Андрей Дмитриев: Ну, по счастью, русской прозе это пока еще не вполне свойственно. Если говорить о прозе американской, о западной прозе (много о чем можно говорить), то иногда просто это начинает действовать уже на психику, потому что открываешь и на первой странице видишь: «Так, парень хочет, чтобы у него купили права. Парень хочет, чтобы по его роману был снят фильм, чтобы он заработал свои правильные деньги, а не то, сколько платят за романы», – и так далее.

Это всегда уже, у всех почти заранее имеется в виду. И идет стилизация сценария. Это не сценарий.
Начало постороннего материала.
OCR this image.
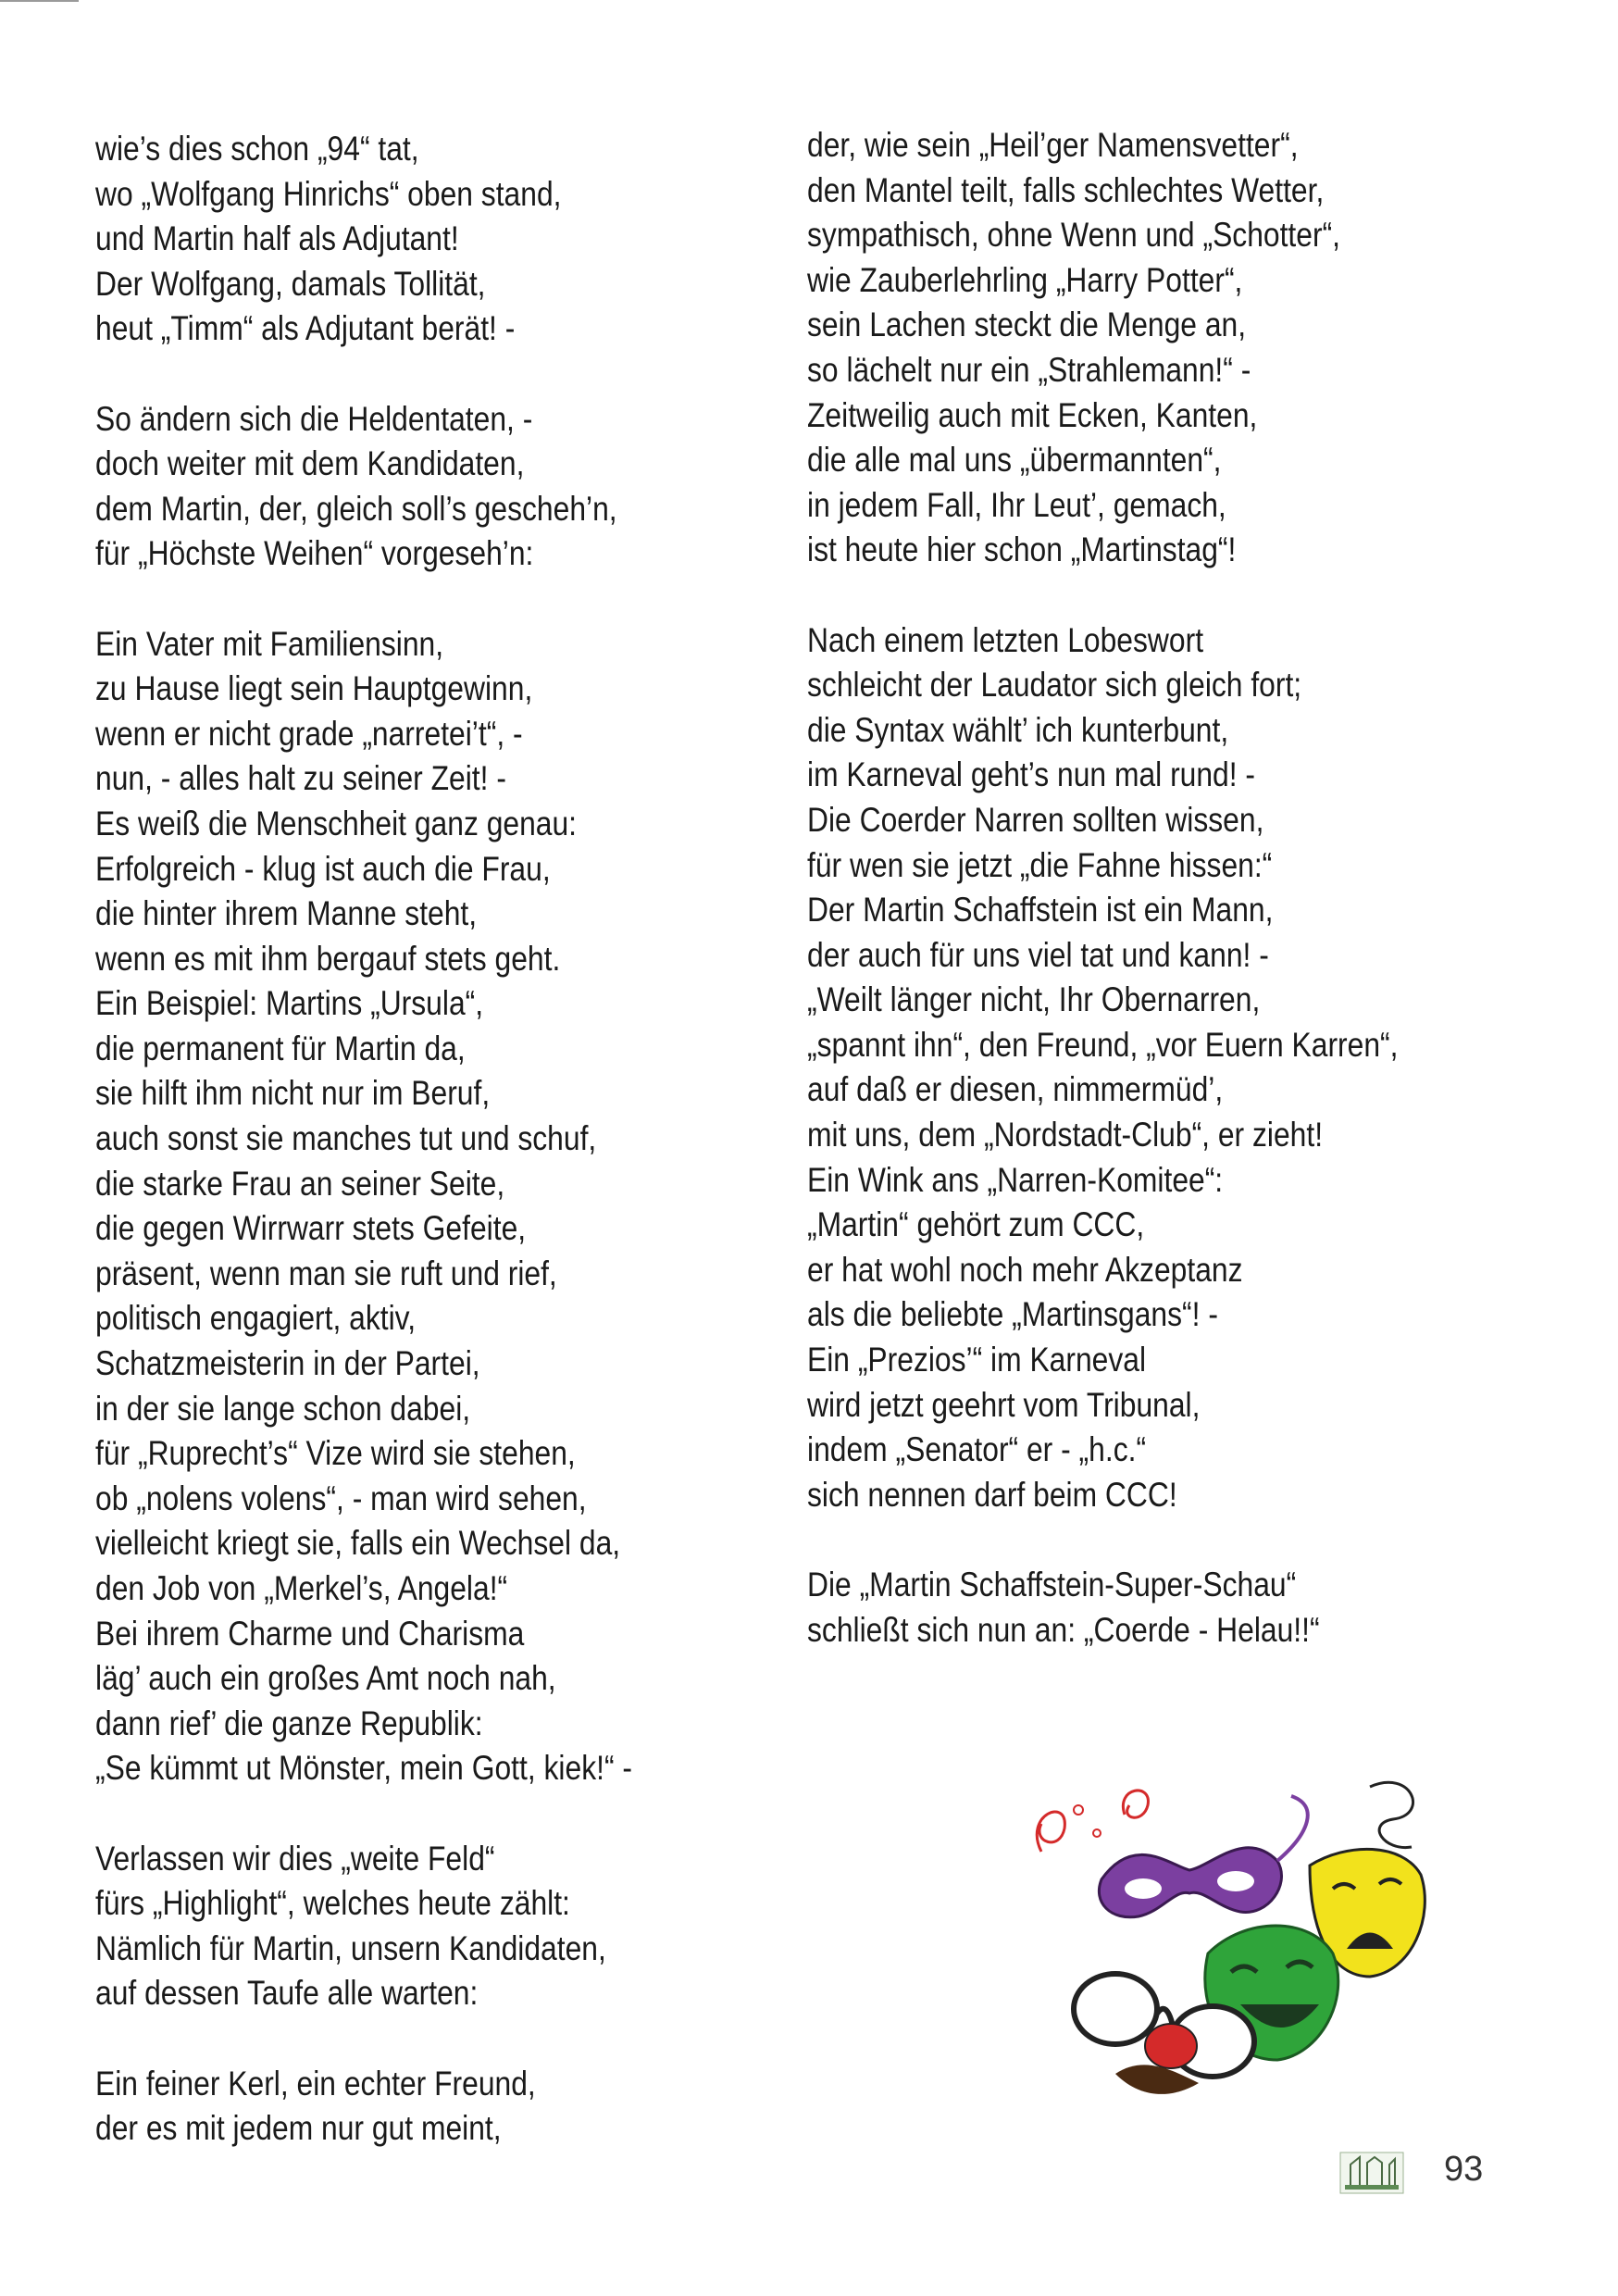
wie’s dies schon „94“ tat,
wo „Wolfgang Hinrichs“ oben stand,
und Martin half als Adjutant!
Der Wolfgang, damals Tollität,
heut „Timm“ als Adjutant berät! -
So ändern sich die Heldentaten, -
doch weiter mit dem Kandidaten,
dem Martin, der, gleich soll’s gescheh’n,
für „Höchste Weihen“ vorgeseh’n:
Ein Vater mit Familiensinn,
zu Hause liegt sein Hauptgewinn,
wenn er nicht grade „narretei’t“, -
nun, - alles halt zu seiner Zeit! -
Es weiß die Menschheit ganz genau:
Erfolgreich - klug ist auch die Frau,
die hinter ihrem Manne steht,
wenn es mit ihm bergauf stets geht.
Ein Beispiel: Martins „Ursula“,
die permanent für Martin da,
sie hilft ihm nicht nur im Beruf,
auch sonst sie manches tut und schuf,
die starke Frau an seiner Seite,
die gegen Wirrwarr stets Gefeite,
präsent, wenn man sie ruft und rief,
politisch engagiert, aktiv,
Schatzmeisterin in der Partei,
in der sie lange schon dabei,
für „Ruprecht’s“ Vize wird sie stehen,
ob „nolens volens“, - man wird sehen,
vielleicht kriegt sie, falls ein Wechsel da,
den Job von „Merkel’s, Angela!“
Bei ihrem Charme und Charisma
läg’ auch ein großes Amt noch nah,
dann rief’ die ganze Republik:
„Se kümmt ut Mönster, mein Gott, kiek!“ -
Verlassen wir dies „weite Feld“
fürs „Highlight“, welches heute zählt:
Nämlich für Martin, unsern Kandidaten,
auf dessen Taufe alle warten:
Ein feiner Kerl, ein echter Freund,
der es mit jedem nur gut meint,
der, wie sein „Heil’ger Namensvetter“,
den Mantel teilt, falls schlechtes Wetter,
sympathisch, ohne Wenn und „Schotter“,
wie Zauberlehrling „Harry Potter“,
sein Lachen steckt die Menge an,
so lächelt nur ein „Strahlemann!“ -
Zeitweilig auch mit Ecken, Kanten,
die alle mal uns „übermannten“,
in jedem Fall, Ihr Leut’, gemach,
ist heute hier schon „Martinstag“!
Nach einem letzten Lobeswort
schleicht der Laudator sich gleich fort;
die Syntax wählt’ ich kunterbunt,
im Karneval geht’s nun mal rund! -
Die Coerder Narren sollten wissen,
für wen sie jetzt „die Fahne hissen:“
Der Martin Schaffstein ist ein Mann,
der auch für uns viel tat und kann! -
„Weilt länger nicht, Ihr Obernarren,
„spannt ihn“, den Freund, „vor Euern Karren“,
auf daß er diesen, nimmermüd’,
mit uns, dem „Nordstadt-Club“, er zieht!
Ein Wink ans „Narren-Komitee“:
„Martin“ gehört zum CCC,
er hat wohl noch mehr Akzeptanz
als die beliebte „Martinsgans“! -
Ein „Prezios’“ im Karneval
wird jetzt geehrt vom Tribunal,
indem „Senator“ er - „h.c.“
sich nennen darf beim CCC!
Die „Martin Schaffstein-Super-Schau“
schließt sich nun an: „Coerde - Helau!!“
93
Как правило, писатели не знают, что такое сценарий. Они думают, что знают, когда видят сценарий, а на самом деле они не понимают, что такое сценарий, большинство писателей (ну, кроме тех, кто руку себе набил в сценарном деле – а таких немало, слава богу), и пишут, стилизуются под сценарий, думая этим привлечь внимание профессиональных кинематографистов. Ну, если там что-то и есть, то привлекается, но все переписывается, правда, все равно.

Ну, мне это не очень нравится. Это вредит свободе прозы, вредит свободной работе над словом в любой прозе.

Николай Александров: Еще раз поздравляю тебя…

Андрей Дмитриев: Спасибо.

Николай Александров: Надеюсь, что роман-путешествие появится тоже в ближайшее время. Я поздравляю тебя с «Этим берегом», ну и с тем, что ты в числе финалистов «Большой книги».

Андрей Дмитриев: Спасибо. Там хорошая компания, я очень рад.

Николай Александров: Да-да-да. Спасибо за беседу.

Андрей Дмитриев: Спасибо, спасибо, что пригласил.

* * *

Николай Александров: В продолжение разговора о художественной литературе я хотел назвать книжку еще одного автора.

Это Николай Дежнев. «Между строк» – так называется этот небольшой роман, который вышел в издательстве «Текст». Роман необычный – ну, хотя бы потому, что это своего рода роман о романе или роман даже не об одном произведении, а о многих героях, поскольку здесь читатель найдет множество ссылок, цитат – скрытых и прямых – и указаний на героев самых различных художественных произведений. Это своего рода литературная игра.

И вот из этих цитата, из этих ситуаций, вполне узнаваемых, будь то «Красная Шапочка» или «Мастер и Маргарита», выстраивается повествование, поэтому роман производит такое довольно любопытное, игровое впечатление. Но читается он, конечно, не без удовольствия.